Injustice, strong and sane, will break out radiantly in their eyes. 

Art, in fact, can be nothing but violence, cruelty, and injustice. 



The oldest of us is thirty: even so we have already scattered treasures, a thousand treasures of force, love, 
courage, astuteness, and raw will-power; have thrown them impatiently away, with fury, carelessly, 
unhesitatingly, breathless, and unresting. . . Look at us! We are still untired! Our hearts know no weariness 
because they are fed with fire, hatred, and speed! ... Does that amaze you? 

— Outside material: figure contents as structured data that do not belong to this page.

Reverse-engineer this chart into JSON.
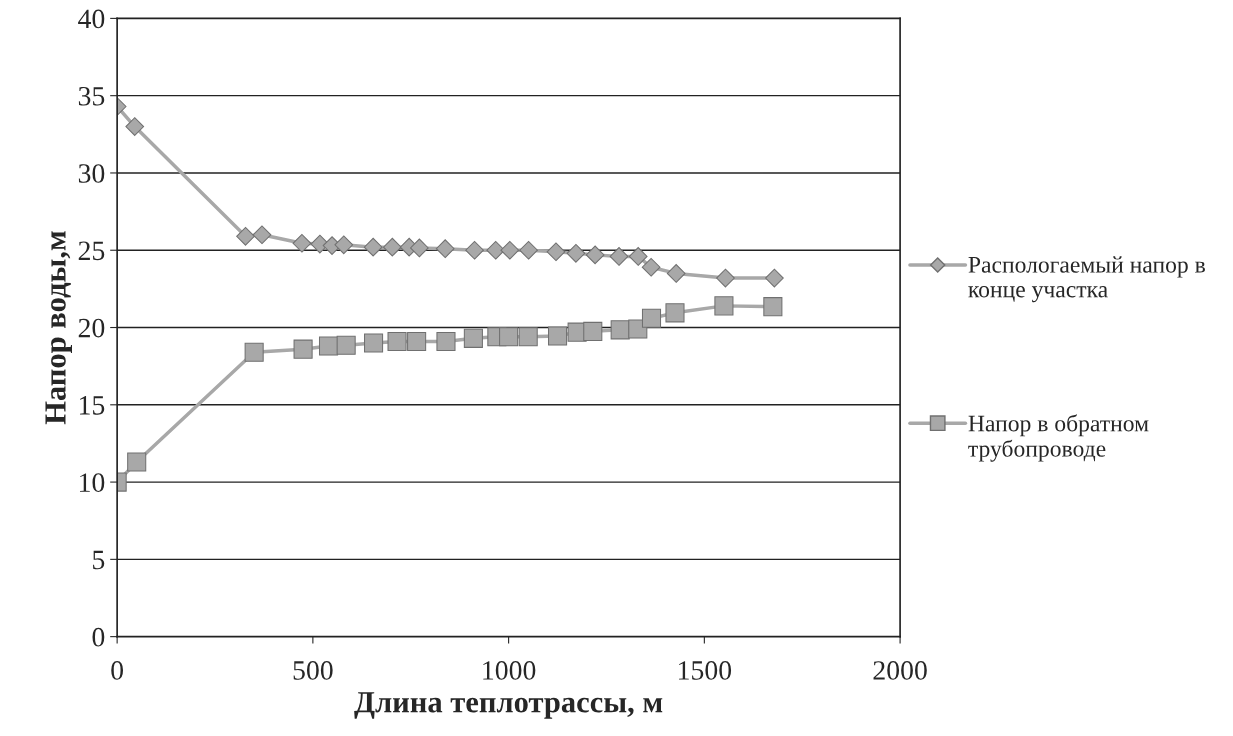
{
  "chart_data": {
    "type": "line",
    "xlabel": "Длина теплотрассы, м",
    "ylabel": "Напор воды,м",
    "xlim": [
      0,
      2000
    ],
    "xticks": [
      0,
      500,
      1000,
      1500,
      2000
    ],
    "ylim": [
      0,
      40
    ],
    "yticks": [
      0,
      5,
      10,
      15,
      20,
      25,
      30,
      35,
      40
    ],
    "grid": "y",
    "legend": "right",
    "line_style": "solid",
    "series": [
      {
        "name": "Распологаемый напор в конце участка",
        "color": "#a8a8a8",
        "marker": "diamond",
        "x": [
          0,
          45,
          328,
          370,
          472,
          518,
          549,
          579,
          654,
          703,
          746,
          772,
          838,
          913,
          967,
          1003,
          1051,
          1121,
          1172,
          1221,
          1282,
          1331,
          1364,
          1428,
          1554,
          1679
        ],
        "values": [
          34.3,
          33.0,
          25.9,
          26.0,
          25.45,
          25.4,
          25.3,
          25.35,
          25.2,
          25.2,
          25.2,
          25.15,
          25.1,
          25.0,
          25.0,
          25.0,
          25.0,
          24.9,
          24.8,
          24.7,
          24.6,
          24.6,
          23.9,
          23.5,
          23.2,
          23.2
        ]
      },
      {
        "name": "Напор в обратном трубопроводе",
        "color": "#a8a8a8",
        "marker": "square",
        "x": [
          0,
          50,
          350,
          475,
          540,
          585,
          655,
          715,
          765,
          840,
          910,
          970,
          1000,
          1050,
          1125,
          1175,
          1215,
          1285,
          1330,
          1365,
          1425,
          1550,
          1675
        ],
        "values": [
          10.0,
          11.3,
          18.4,
          18.6,
          18.8,
          18.85,
          19.0,
          19.1,
          19.1,
          19.1,
          19.3,
          19.4,
          19.4,
          19.4,
          19.45,
          19.7,
          19.75,
          19.85,
          19.9,
          20.6,
          20.95,
          21.4,
          21.35
        ]
      }
    ]
  }
}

It should, because you can never remember having lived! Erect on the summit of the world, once again we hurl 
our defiance at the stars! You have objections? — Enough! Enough! We know them... We've 
understood!... Our fine deceitful intelligence tells us that we are the revival and extension of our ancestors — 
Perhaps! ... If only it were so! — But who cares? We don't want to understand! ... Woe to anyone who says 
those infamous words to us again! 

Lift up your heads! 

Erect on the summit of the world, once again we hurl defiance to the stars!